Tentative Labor Agreement May Reverse Muni Service Cuts
4:43 PM PDT on May 27, 2010
The San Francisco Municipal Transportation Agency has reached a tentative agreement with six of its employee unions, including the Muni operators union, that would save the agency $18.7 million over two years and allow it, by September 4, to restore over half the service it cut earlier this month.
The agreement, which still needs to be ratified by the members of six separate unions, would likely mean a full service restoration on Muni by July of next year.

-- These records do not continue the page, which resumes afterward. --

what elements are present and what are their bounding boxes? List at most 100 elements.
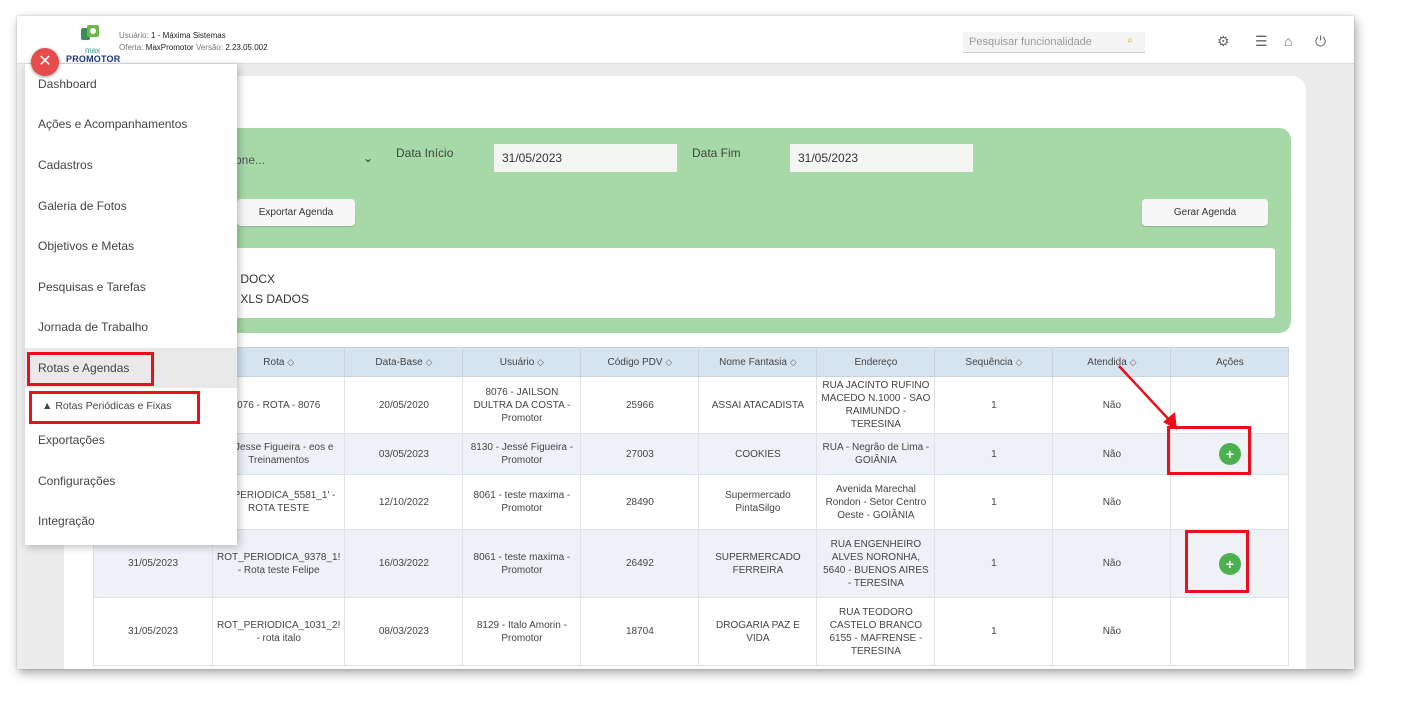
col-header-nome-fantasia[interactable]: Nome Fantasia ◇ xyxy=(698,347,818,377)
menu-item-configuracoes[interactable]: Configurações xyxy=(38,474,116,488)
cell-usuario: 8061 - teste maxima - Promotor xyxy=(462,474,582,530)
chevron-down-icon[interactable]: ⌄ xyxy=(363,151,374,165)
cell-rota: ROT_PERIODICA_1031_2! - rota italo xyxy=(211,597,346,666)
data-inicio-input[interactable]: 31/05/2023 xyxy=(494,144,677,172)
menu-item-objetivos[interactable]: Objetivos e Metas xyxy=(38,239,135,253)
cell-nome-fantasia: DROGARIA PAZ E VIDA xyxy=(698,597,818,666)
logo-icon xyxy=(81,25,99,40)
close-menu-button[interactable]: ✕ xyxy=(31,48,59,76)
table-row: ta Jesse Figueira - eos e Treinamentos 0… xyxy=(93,433,1290,475)
add-button[interactable]: + xyxy=(1218,552,1241,575)
power-icon[interactable]: ⏻ xyxy=(1315,33,1327,49)
cell-atendida: Não xyxy=(1052,474,1172,530)
sort-icon[interactable]: ◇ xyxy=(537,356,544,367)
data-inicio-label: Data Início xyxy=(396,146,454,160)
sort-icon[interactable]: ◇ xyxy=(789,356,797,367)
cell-codigo-pdv: 27003 xyxy=(580,433,700,475)
user-info: Usuário: 1 - Máxima Sistemas Oferta: Max… xyxy=(119,30,268,54)
red-arrow-icon xyxy=(1118,365,1177,430)
cell-data-base: 08/03/2023 xyxy=(344,597,464,666)
export-agenda-button[interactable]: Exportar Agenda xyxy=(237,199,355,226)
add-button[interactable]: + xyxy=(1218,443,1241,465)
sort-icon[interactable]: ◇ xyxy=(1015,356,1023,367)
user-key: Usuário: xyxy=(119,31,149,40)
submenu-label: Rotas Periódicas e Fixas xyxy=(55,400,172,412)
col-header-codigo-pdv[interactable]: Código PDV ◇ xyxy=(580,347,700,377)
search-icon[interactable]: ⌕ xyxy=(1127,35,1133,46)
logo: max PROMOTOR xyxy=(63,24,121,64)
cell-nome-fantasia: COOKIES xyxy=(698,433,818,475)
sort-icon[interactable]: ◇ xyxy=(425,356,433,367)
user-value: 1 - Máxima Sistemas xyxy=(151,31,226,40)
cell-data-base: 03/05/2023 xyxy=(344,433,464,475)
menu-item-dashboard[interactable]: Dashboard xyxy=(38,77,97,91)
cell-data-base: 12/10/2022 xyxy=(344,474,464,530)
menu-item-galeria[interactable]: Galeria de Fotos xyxy=(38,199,127,213)
data-fim-input[interactable]: 31/05/2023 xyxy=(790,144,973,172)
binoculars-icon: ▲ xyxy=(42,400,53,412)
cell-usuario: 8130 - Jessé Figueira - Promotor xyxy=(462,433,582,475)
submenu-item-rotas-periodicas[interactable]: ▲ Rotas Periódicas e Fixas xyxy=(25,390,237,423)
table-row: 31/05/2023 ROT_PERIODICA_9378_1! - Rota … xyxy=(93,529,1290,598)
home-icon[interactable]: ⌂ xyxy=(1284,33,1293,49)
highlight-submenu xyxy=(29,391,200,424)
cell-rota: ROT_PERIODICA_9378_1! - Rota teste Felip… xyxy=(211,529,346,598)
cell-atendida: Não xyxy=(1052,529,1172,598)
col-header-atendida[interactable]: Atendida ◇ xyxy=(1052,347,1172,377)
cell-codigo-pdv: 26492 xyxy=(580,529,700,598)
menu-item-exportacoes[interactable]: Exportações xyxy=(38,433,105,447)
menu-item-integracao[interactable]: Integração xyxy=(38,514,95,528)
cell-data: 31/05/2023 xyxy=(93,597,213,666)
col-header-data-base[interactable]: Data-Base ◇ xyxy=(344,347,464,377)
table-row: 076 - ROTA - 8076 20/05/2020 8076 - JAIL… xyxy=(93,376,1290,434)
cell-nome-fantasia: SUPERMERCADO FERREIRA xyxy=(698,529,818,598)
menu-item-acoes[interactable]: Ações e Acompanhamentos xyxy=(38,117,188,131)
menu-item-cadastros[interactable]: Cadastros xyxy=(38,158,93,172)
cell-atendida: Não xyxy=(1052,433,1172,475)
cell-usuario: 8129 - Italo Amorin - Promotor xyxy=(462,597,582,666)
menu-item-pesquisas[interactable]: Pesquisas e Tarefas xyxy=(38,280,146,294)
data-fim-label: Data Fim xyxy=(692,146,741,160)
cell-nome-fantasia: ASSAI ATACADISTA xyxy=(698,376,818,434)
document-icon[interactable]: ☰ xyxy=(1255,33,1268,49)
settings-icon[interactable]: ⚙ xyxy=(1217,33,1230,49)
radio-xls-dados[interactable]: ) XLS DADOS xyxy=(233,292,310,306)
sort-icon[interactable]: ◇ xyxy=(665,356,673,367)
cell-acoes xyxy=(1170,597,1290,666)
close-icon: ✕ xyxy=(38,53,52,70)
select-value[interactable]: one... xyxy=(235,153,266,167)
radio-docx[interactable]: ) DOCX xyxy=(233,272,275,286)
cell-sequencia: 1 xyxy=(934,474,1054,530)
cell-usuario: 8061 - teste maxima - Promotor xyxy=(462,529,582,598)
menu-item-jornada[interactable]: Jornada de Trabalho xyxy=(38,320,149,334)
cell-data-base: 16/03/2022 xyxy=(344,529,464,598)
generate-agenda-button[interactable]: Gerar Agenda xyxy=(1142,199,1268,226)
cell-sequencia: 1 xyxy=(934,529,1054,598)
cell-acoes xyxy=(1170,474,1290,530)
sort-icon[interactable]: ◇ xyxy=(1129,356,1137,367)
cell-sequencia: 1 xyxy=(934,433,1054,475)
side-menu: Dashboard Ações e Acompanhamentos Cadast… xyxy=(25,64,237,545)
cell-nome-fantasia: Supermercado PintaSilgo xyxy=(698,474,818,530)
cell-acoes: + xyxy=(1170,433,1290,475)
col-header-acoes: Ações xyxy=(1170,347,1290,377)
highlight-add-button-1 xyxy=(1167,426,1251,475)
version-value: 2.23.05.002 xyxy=(225,43,268,52)
col-header-sequencia[interactable]: Sequência ◇ xyxy=(934,347,1054,377)
export-format-box xyxy=(97,248,1275,318)
logo-text: PROMOTOR xyxy=(66,54,121,64)
col-header-usuario[interactable]: Usuário ◇ xyxy=(462,347,582,377)
highlight-add-button-2 xyxy=(1185,530,1249,593)
cell-atendida: Não xyxy=(1052,597,1172,666)
sort-icon[interactable]: ◇ xyxy=(287,356,295,367)
cell-endereco: RUA - Negrão de Lima - GOIÂNIA xyxy=(816,433,936,475)
cell-usuario: 8076 - JAILSON DULTRA DA COSTA - Promoto… xyxy=(462,376,582,434)
offer-key: Oferta: xyxy=(119,43,144,52)
cell-endereco: Avenida Marechal Rondon - Setor Centro O… xyxy=(816,474,936,530)
cell-sequencia: 1 xyxy=(934,376,1054,434)
search-input[interactable]: Pesquisar funcionalidade ⌕ xyxy=(963,32,1145,53)
top-bar: max PROMOTOR Usuário: 1 - Máxima Sistema… xyxy=(17,16,1354,64)
table-row: 31/05/2023 ROT_PERIODICA_1031_2! - rota … xyxy=(93,597,1290,666)
search-placeholder: Pesquisar funcionalidade xyxy=(969,36,1092,48)
col-header-endereco: Endereço xyxy=(816,347,936,377)
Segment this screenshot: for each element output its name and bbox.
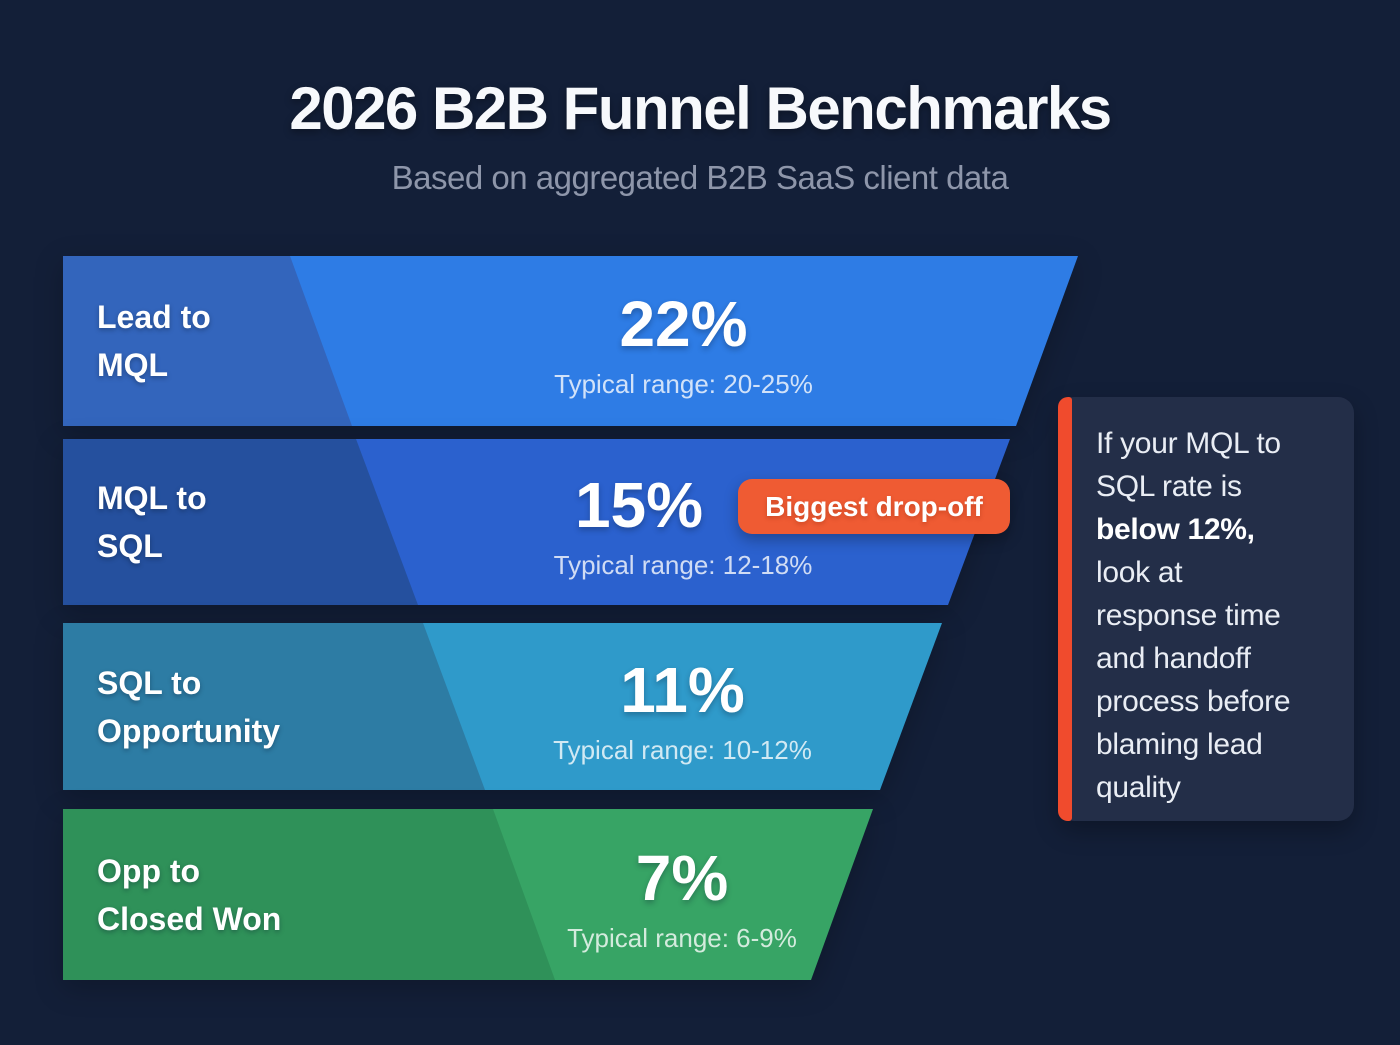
funnel-bar-shape xyxy=(63,623,942,790)
typical-range: Typical range: 6-9% xyxy=(567,922,797,953)
funnel-stage-mql-to-sql: MQL to SQL 15% Typical range: 12-18% Big… xyxy=(63,439,1010,605)
stage-label-line1: Lead to xyxy=(97,299,211,335)
page-subtitle: Based on aggregated B2B SaaS client data xyxy=(391,159,1009,196)
stage-label-line1: SQL to xyxy=(97,664,202,701)
typical-range: Typical range: 20-25% xyxy=(554,369,813,399)
stage-metrics: 15% Typical range: 12-18% xyxy=(387,439,979,605)
typical-range: Typical range: 12-18% xyxy=(553,550,813,580)
stage-label-line2: Closed Won xyxy=(97,900,282,937)
callout-line: look at xyxy=(1096,556,1183,589)
stage-label-line2: SQL xyxy=(97,528,163,564)
page-title: 2026 B2B Funnel Benchmarks xyxy=(289,75,1112,142)
stage-label-line1: MQL to xyxy=(97,480,207,516)
funnel-bar-label-area xyxy=(63,623,485,790)
callout-line: process before xyxy=(1096,685,1291,718)
callout-line-bold: below 12%, xyxy=(1096,513,1255,546)
callout-text: If your MQL to SQL rate is below 12%, lo… xyxy=(1096,422,1340,809)
funnel-stage-opp-to-closed-won: Opp to Closed Won 7% Typical range: 6-9% xyxy=(63,809,873,980)
callout-line: quality xyxy=(1096,771,1181,804)
funnel-bar-shape xyxy=(63,809,873,980)
callout-line: SQL rate is xyxy=(1096,470,1242,503)
stage-label-line1: Opp to xyxy=(97,852,201,889)
stage-label: Opp to Closed Won xyxy=(97,809,281,980)
funnel-stage-sql-to-opportunity: SQL to Opportunity 11% Typical range: 10… xyxy=(63,623,942,790)
conversion-value: 11% xyxy=(620,653,745,726)
stage-label: SQL to Opportunity xyxy=(97,623,280,790)
stage-metrics: 11% Typical range: 10-12% xyxy=(454,623,911,790)
funnel-bar-label-area xyxy=(63,809,555,980)
conversion-value: 15% xyxy=(574,469,704,541)
callout-line: and handoff xyxy=(1096,642,1251,675)
funnel-bar-label-area xyxy=(63,439,418,605)
stage-metrics: 22% Typical range: 20-25% xyxy=(320,256,1047,426)
stage-label-line2: Opportunity xyxy=(97,712,281,749)
callout-accent-bar xyxy=(1058,397,1072,821)
stage-metrics: 7% Typical range: 6-9% xyxy=(523,809,841,980)
header: 2026 B2B Funnel Benchmarks Based on aggr… xyxy=(0,0,1400,197)
typical-range: Typical range: 10-12% xyxy=(553,734,812,765)
callout-line: response time xyxy=(1096,599,1281,632)
funnel-bar-shape xyxy=(63,256,1078,426)
callout-line: If your MQL to xyxy=(1096,427,1281,460)
callout-line: blaming lead xyxy=(1096,728,1263,761)
conversion-value: 22% xyxy=(619,288,748,360)
stage-label: Lead to MQL xyxy=(97,256,211,426)
stage-label-line2: MQL xyxy=(97,347,169,383)
biggest-dropoff-badge: Biggest drop-off xyxy=(738,479,1010,534)
funnel-stage-lead-to-mql: Lead to MQL 22% Typical range: 20-25% xyxy=(63,256,1078,426)
stage-label: MQL to SQL xyxy=(97,439,207,605)
conversion-value: 7% xyxy=(635,841,729,914)
callout-note: If your MQL to SQL rate is below 12%, lo… xyxy=(1058,397,1354,821)
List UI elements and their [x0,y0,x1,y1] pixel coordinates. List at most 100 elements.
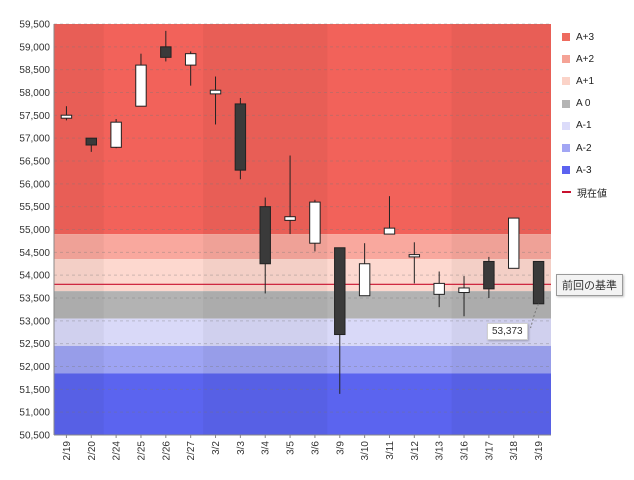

Mayor Gavin Newsom and SFMTA Executive Director Nat Ford announced the deal this afternoon,
just a day after San Francisco police and firefighter union officials agreed to bring concession deals before their members for approval. Muni operators had rejected a concession deal in February by a 857-575 vote, but concession agreements from other unions will put extra pressure on the Muni operators to approve the deal, Newsom said, as will the recent service cuts.
"They know they'll be recognized and rewarded" if they approve the package, he said.
Ford said that with the $7 million the Board of Supervisors--which acts as the board of the San Francisco County Transportation Authority (TA)--has agreed to send to the SFMTA with conditions, the concessions deal could allow the agency to undo 55 percent of the service it cut on May 8, with a gradual ramping-up of service until it's back to pre-cut levels by July 2011.
Supervisor Ross Mirkarimi, who chairs the TA, welcomed news of the agreement. "I think that was exactly the direction we hoped they would go," he said. As for whether the TA will now send the SFMTA $7 million for next year, Mirkarimi said, "it's not automatic, but it certainly helps advance the cause. We'll have to process this but my forecast is that it will likely prevail."
As for the Board of Supervisors' vote on the SFMTA's two-year budget, Mirkarimi added, "we must keep in mind that this is a one-time fix and it doesn't remedy the chronic problems that are still very much on our minds."
Ford credited union officials for their commitment to working on the deal, and said it could mean ultimately increasing service above pre-cut levels, guided by Transit Effectiveness Project data.
Neither Ford nor the Mayor would discuss details of the plan, which involves all of the SFMTA's public employee unions. But Bob Muscat, director of Professional & Technical Engineers, Local 21, and a key negotiator on the agreement, said all of the unions would hold votes on it within the next 10 days, including Transport Workers Union Local 250-A, which represents Muni operators, SEIU "service critical" employees, which include PCOs and station agents, and TWU Local 200.
Muni operator wage rates are guaranteed in the city charter, and were set to increase by almost $9 million on July 1, the beginning of the next fiscal year.
Through concessions from all six unions involved, the new deal would save the SFMTA $9 million in the first year and $9.7 million in the second year, and would all but assure that no Muni operators will be laid off.
Last February, the SFMTA Board voted to cut overall service frequencies by 10 percent to cover a mid-year budget deficit, and subsequently voted to extend the cuts into the next fiscal year, and restore half that service in the fiscal year following that, since it's anticipating an uptick in revenue if the economy continues to improve. It will cost the agency about $15 million to fully restore service in fiscal year 2012, which starts on July 1, 2011, and somewhat less to partially roll back the cuts in fiscal year 2011.
"Riders should recognize" the sacrifice from drivers "and thank them" if they approve it, the Mayor said.